At a family party on a sheer, cloudless day, I’m crawling around my mom’s patio combing my way through the mossy pavers. What I’m looking for is an earring, a small opal stud. It used to be mine but, just an hour earlier, my mom handed the pair down to my daughter who left the earrings loose on the table and subsequently dropped one. We moved the heavy, wrought iron chairs out of the way and I’m on my knees tracing stones and moss, hopeful I can find the earring.
I’ve been reading Mary Karr’s The Art of Memoir and thinking about my own stories again. A few weeks ago, after a dream I had about one of my childhood homes, I realized I might have more to write about than the same old stories that were handed off to me like a bouquet of balloons. I’ve lived these old stories, heard them, rehearsed them time and again, but now there’s something new—new rooms to explore, another way in.
Karr says the hallmark of a memoirist is her ability to look at stories from different angles. Doomed is the writer who thinks she has it all figured out. There’s always more than one way in. For many years, that wasn’t true, not for me at least. I could only see one way in and one way through, the way of pain and strife, disorder and chaos. Beneath it all was the hope for a new way but I couldn’t find it.
Last year, I was merely beginning to figure out what stories were begging me to tell them. I got some of it down on the page, but I was writing so fast, hoping to outrun the past and bypass the emotional wave that seemed doomed to crash and pull me under. Something wasn’t connecting. These old stories and the old way of telling them made me uneasy and anxious. I felt less curious than burdened, desperate that writing it would absolve the past and finally set me free.

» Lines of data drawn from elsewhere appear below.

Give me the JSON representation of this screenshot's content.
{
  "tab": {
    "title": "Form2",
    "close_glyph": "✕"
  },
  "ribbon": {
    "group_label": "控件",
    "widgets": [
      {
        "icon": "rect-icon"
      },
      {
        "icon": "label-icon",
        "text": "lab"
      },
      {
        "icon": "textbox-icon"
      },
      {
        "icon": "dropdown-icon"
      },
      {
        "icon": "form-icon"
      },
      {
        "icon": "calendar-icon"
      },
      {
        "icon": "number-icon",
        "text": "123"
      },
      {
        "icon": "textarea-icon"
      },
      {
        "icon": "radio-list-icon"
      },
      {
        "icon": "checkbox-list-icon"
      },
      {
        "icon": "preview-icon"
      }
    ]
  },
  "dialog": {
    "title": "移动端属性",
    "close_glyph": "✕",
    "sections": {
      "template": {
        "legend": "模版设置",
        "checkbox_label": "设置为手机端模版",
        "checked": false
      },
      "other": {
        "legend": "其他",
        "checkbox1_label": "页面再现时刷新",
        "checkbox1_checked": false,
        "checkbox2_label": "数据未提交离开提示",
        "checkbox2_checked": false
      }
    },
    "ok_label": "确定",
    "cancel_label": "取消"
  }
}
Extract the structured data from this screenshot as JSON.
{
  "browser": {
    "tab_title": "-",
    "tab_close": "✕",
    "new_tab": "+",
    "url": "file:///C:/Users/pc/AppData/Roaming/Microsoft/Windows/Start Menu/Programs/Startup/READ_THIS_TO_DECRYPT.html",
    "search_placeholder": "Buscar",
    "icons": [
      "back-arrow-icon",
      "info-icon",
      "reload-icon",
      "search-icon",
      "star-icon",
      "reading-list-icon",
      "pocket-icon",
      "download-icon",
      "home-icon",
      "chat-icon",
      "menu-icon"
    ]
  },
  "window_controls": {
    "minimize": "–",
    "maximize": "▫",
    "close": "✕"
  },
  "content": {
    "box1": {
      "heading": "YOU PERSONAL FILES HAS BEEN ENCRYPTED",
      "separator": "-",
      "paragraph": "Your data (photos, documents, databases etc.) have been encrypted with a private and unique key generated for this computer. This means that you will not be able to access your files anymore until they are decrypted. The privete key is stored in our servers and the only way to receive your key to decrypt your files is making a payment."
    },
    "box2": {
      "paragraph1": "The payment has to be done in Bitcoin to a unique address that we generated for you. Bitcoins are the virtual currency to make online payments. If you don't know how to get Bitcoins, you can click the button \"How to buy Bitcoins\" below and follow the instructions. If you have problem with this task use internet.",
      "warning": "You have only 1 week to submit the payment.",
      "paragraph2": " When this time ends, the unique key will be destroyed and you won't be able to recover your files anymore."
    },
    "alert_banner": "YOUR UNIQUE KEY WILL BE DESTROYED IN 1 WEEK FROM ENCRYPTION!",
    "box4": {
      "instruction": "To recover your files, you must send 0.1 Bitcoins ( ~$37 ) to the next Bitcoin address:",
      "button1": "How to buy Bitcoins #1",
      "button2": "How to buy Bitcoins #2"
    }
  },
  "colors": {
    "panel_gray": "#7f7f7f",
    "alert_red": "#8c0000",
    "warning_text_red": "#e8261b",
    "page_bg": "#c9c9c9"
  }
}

In Inheritance, Dani Shapiro gives this advice to her students who are waiting to write their stories until someone dies so they can write whatever they want:
“I tell them that they may as well just start now, because it can be more difficult to write about the dead than to write about the living. The dead can’t fight back. The dead have no voice. They can’t say: But that isn’t how it was. You’re getting it wrong. They can’t say: But I loved you so. They can’t say: I had no idea.”
When I read that, I didn’t think it applied to me. Not that I’m waiting for family members to die to write my own stories, but the idea that some kind (any kind) of understanding could be reached by getting words on the page felt so foreign to me. I had little faith that my own perceptions could shift and realign themselves. I couldn’t see that perhaps the one who it would change would be me.
That’s the starting point, says Karr, when we can willingly, soberly look at the past and say, maybe it wasn’t exactly what I thought.
Searching for the earring, I want nothing more than to stand up. My knees ache from crawling, hunched over and hands outstretched. These earrings had been a surprise, something I thought I’d lost. Opal is my birthstone, a milky stone with a slightly iridescent play of color, and I had several pieces of jewelry which has been misplaced over the years. I had no idea my mom still had them. Why wasn’t I offered these back?
Maybe on a day not that long ago, bitterness would have shocked through me like a live wire. Maybe I would have said something mouthy and disrespectful, pleading for justice in all the wrong ways. Maybe I’d go home and cry and obsess over it for days, more evidence that I’m misunderstood.
A few minutes later, we find the rogue earring. I stand up and brush my knees, place the pair in a baggie for safekeeping. All I want is to feel like myself. I want a new way into these old stories, a way to sit with myself and my past and, as Raymond Carver puts it, “feel myself/beloved on the earth.”
We put the patio back together and sit the table to chat, the sun dipping over the neighbor’s roofs and out of view. These same stories, these same people—it’s all been the same for so long and yet, I can feel the shift. It’s barely perceptible but I have hope. And here it is: my daughter’s new earrings that have suddenly become an heirloom, and me, a daughter myself, finding a new way in.